A feeling of complete disorientation ‒ of being in a very different world where we do not yet know how things work, where we fit or what will happen – surely resonates in many ways with what we have all been through in the last year. For me too, these have been “interesting times”. I have been among the scientists called upon to offer what we can in advice to our policy makers. I serve on the pandemic modelling group called SPI-M, and also contribute through SAGE, the scientific advisory group to the UK government. I have worked on many aspects of this pandemic, but particularly reporting to SAGE on both schools and higher education.

At first, in the early days, this was on questions about what would be the effects on the looming pandemic of closing schools, and now twice we’ve been through supplying the advice on reopening schools and universities – where there really are no easy answers. The safety of educational settings during this pandemic

has often been a long way from clear, and the role of schools and universities in wider transmission risk to community is tangled up with so many other moving parts. And meanwhile we know there have been immense harms caused by school closure and educational disruption to our children and our young people. On these and many subjects, the scientists called upon to serve have been asked to address impossible questions. And it has been our duty to respond as best we can.

I am more at home in a maths department coffee room than a department of health meeting room. I have some sense of how to function in an academic world, but not so much in that of government. Needless to say, this disorientation and being faced with seemingly impossible asks have again brought out the imposter syndrome loud and clear. The difference this time is that I know that I can function despite it, and that I can acknowledge that it is there. And maybe it also has its uses in this high pressure situation – as a reminder that I can’t personally solve everything here and it would be lunacy to expect that of myself or of anyone else. But I can focus my efforts on the specific thing I am working on at any given time and do my best there, and keep sight of why I am doing this.

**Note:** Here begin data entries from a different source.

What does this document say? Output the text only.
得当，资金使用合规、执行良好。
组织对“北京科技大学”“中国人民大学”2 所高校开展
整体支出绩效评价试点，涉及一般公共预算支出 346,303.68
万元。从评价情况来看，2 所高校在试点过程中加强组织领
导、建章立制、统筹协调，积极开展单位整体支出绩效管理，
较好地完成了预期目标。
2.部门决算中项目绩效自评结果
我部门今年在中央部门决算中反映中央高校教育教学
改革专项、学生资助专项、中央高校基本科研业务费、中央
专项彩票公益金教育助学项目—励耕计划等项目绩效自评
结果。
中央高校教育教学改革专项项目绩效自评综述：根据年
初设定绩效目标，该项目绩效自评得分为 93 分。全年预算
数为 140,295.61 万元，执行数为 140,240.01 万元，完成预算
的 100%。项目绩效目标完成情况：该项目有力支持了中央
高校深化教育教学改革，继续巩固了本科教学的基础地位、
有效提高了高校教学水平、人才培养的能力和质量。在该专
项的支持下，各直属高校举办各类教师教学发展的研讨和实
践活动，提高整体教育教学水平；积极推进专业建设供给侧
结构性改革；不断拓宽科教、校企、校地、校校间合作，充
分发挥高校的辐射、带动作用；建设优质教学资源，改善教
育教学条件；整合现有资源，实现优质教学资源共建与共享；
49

This service is something that I know that I owe. I have been given amazing opportunities up to now, including at Trinity. Indeed, my path from mathematics to pandemics is very much a Trinity story. It is one I will happily bore anyone in detail with over a drink when we can meet in person – it involves a series of unlikely events, including reading the wrong pages of a textbook whilst I was a Part III student. After I had finished Part III, for once I knew clearly what I wanted to do: move to the Department of Zoology for my PhD, where there was a research group modelling infectious disease. Cutting to the chase, it was Trinity College that stepped in to make this happen, again changing my trajectory forever: Trinity funded my PhD through an Internal Graduate Studentship. I will be grateful for this throughout my career. Thanks Trinity!

My PhD years were wonderful indeed, with freedom to rove happily through ideas across the disciplines before finding my niche in modelling influenza dynamics and evolution. And I continued to enjoy being part of Trinity ‒ then among the graduate community, the BA Society.

I know many Trinity members are now on the front line of this pandemic in the UK and far beyond. I am so grateful for what they do, and I know you will all be joining me in wishing them continued strength for whatever is yet to come.